Warmth blossoms amidst the confusion in my chest. Was it a sedative? Vitamins? Poison?
Seeing me still reeling, Razul gently places a magenta berry on my tongue. My brain switches modes, and I obediently chew.
I let Razul feed me the berries—until an overripe one lands on my tongue.
Mushy and tart, it makes my whole face scrunch up.
Razul fixes this with a slice of the green fruit.
Then he offers me another magenta berry, but this one’s different. It’s only a half.
When I hesitate, he presses it onto my tongue; it’s delicious.
Then I watch him as he picks up the next berry and bites it in half. He sets this one aside. He bites into the next one, then offers the remaining half to me.
Two more get set aside, then the next lands in my mouth.
He’s patiently sampling each berry, making sure it’s one of the good ones before handing it to me.
It will take me twice as long to eat a proper amount, and he won’t be able to do anything else in the meantime.
Yet he seems to be enjoying himself.
Razul doesn’t let my confusion delay my meal, continuing to press berry halves into my mouth as I struggle to process what’s happening.
Emotion overwhelms me, and tears suddenly well in my eyes. I dive for the blankets on instinct, but Razul scoops me to his chest.
I don’t even know why I’m crying, but he just holds me and pets my hair.
Andromeda said the hormones could do this. I already hate it.
Razul’s grip tightens around me, one hand circling my head and pressing it to his chest, the other supporting my spine.
The pressure helps my breath deepen and regulate. The wave of emotion drains away. His warm hands dry my cheeks.
Razul’s legs move behind him, reaching for a few objects in the kitchen. Then he offers me something new—a large glass container full of a viscous golden liquid, topped with a polymer nipple, like you’d use to bottle-feed a baby deer.
Razul cradles me and holds it to my lips.
Embarrassment makes my cheeks warm, but I take it into my mouth, pressing tentatively with my tongue.

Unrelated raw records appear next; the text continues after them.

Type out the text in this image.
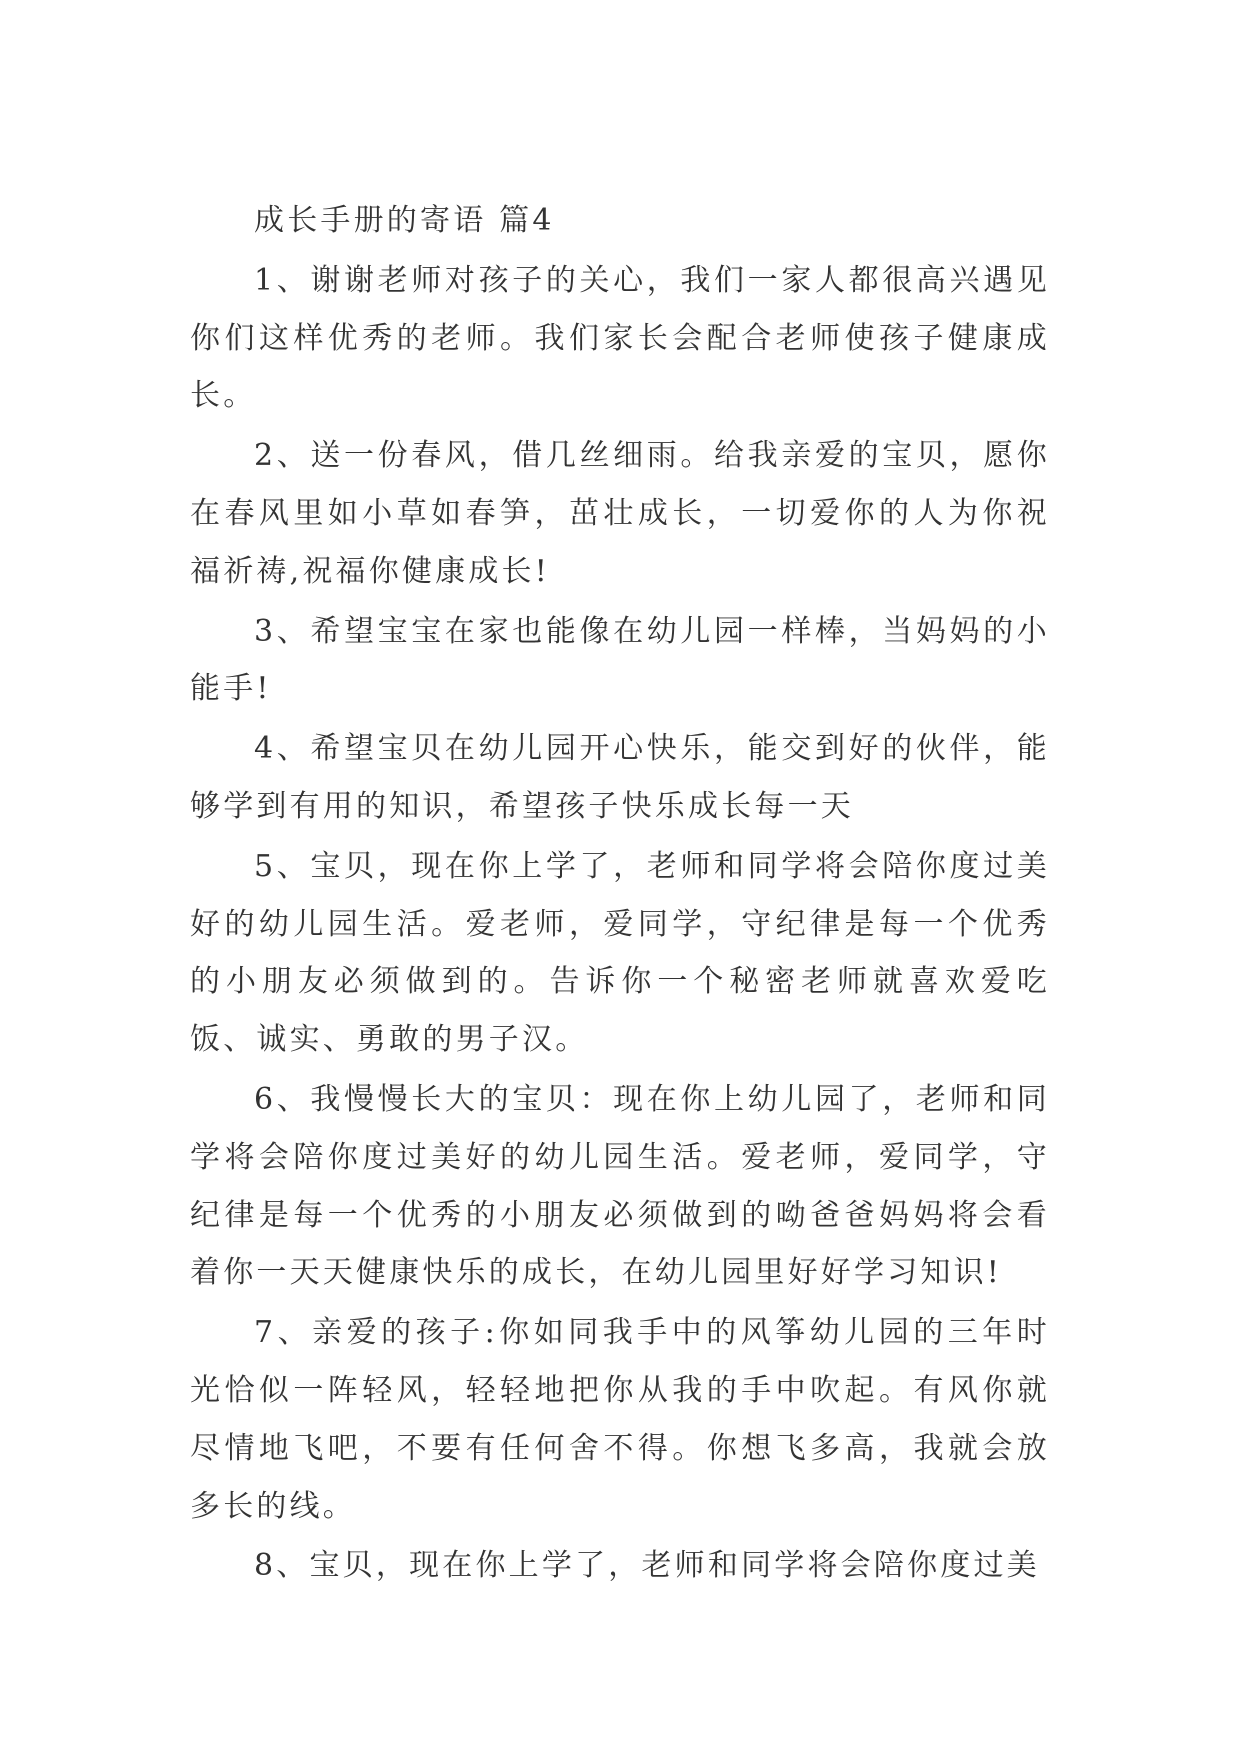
成长手册的寄语 篇4

1、谢谢老师对孩子的关心，我们一家人都很高兴遇见你们这样优秀的老师。我们家长会配合老师使孩子健康成长。

2、送一份春风，借几丝细雨。给我亲爱的宝贝，愿你在春风里如小草如春笋，茁壮成长，一切爱你的人为你祝福祈祷,祝福你健康成长!

3、希望宝宝在家也能像在幼儿园一样棒，当妈妈的小能手!

4、希望宝贝在幼儿园开心快乐，能交到好的伙伴，能够学到有用的知识，希望孩子快乐成长每一天

5、宝贝，现在你上学了，老师和同学将会陪你度过美好的幼儿园生活。爱老师，爱同学，守纪律是每一个优秀的小朋友必须做到的。告诉你一个秘密老师就喜欢爱吃饭、诚实、勇敢的男子汉。

6、我慢慢长大的宝贝：现在你上幼儿园了，老师和同学将会陪你度过美好的幼儿园生活。爱老师，爱同学，守纪律是每一个优秀的小朋友必须做到的呦爸爸妈妈将会看着你一天天健康快乐的成长，在幼儿园里好好学习知识!

7、亲爱的孩子:你如同我手中的风筝幼儿园的三年时光恰似一阵轻风，轻轻地把你从我的手中吹起。有风你就尽情地飞吧，不要有任何舍不得。你想飞多高，我就会放多长的线。

8、宝贝，现在你上学了，老师和同学将会陪你度过美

A taste like honey mixed with butter fills my mouth, rich and sweet. My eyes widen. It’s as if it’s been scientifically designed to be irresistible to the human nervous system.
Highly palatable foods like this are banned by the ICSS for individuals demonstrating restricted intake. They always said it would reinforce the behavior, even when I suggested that maybe eating something was better than eating nothing.
I suck harder as the perfect flavor fills my mouth and pours down my throat.
Razul speaks soothing noises over me as I drink and drink.
My whole body goes warm and tingling, especially my breasts and belly.
I finally do something I haven’t done in a long, long time: I stop because I’m full. Panting to catch my breath, I adjust to the sensations in my body. My stomach is tight, but that tingling warmth is pleasant.
I lick my lips and wipe my mouth with the back of my hand, and Razul holds the bottle for me a while longer before setting it aside.
Sleepiness rises around me, and I snuggle back into the blankets. All my energy goes to digesting, leaving nothing available for fretting as I drift into another hazy, warm slumber.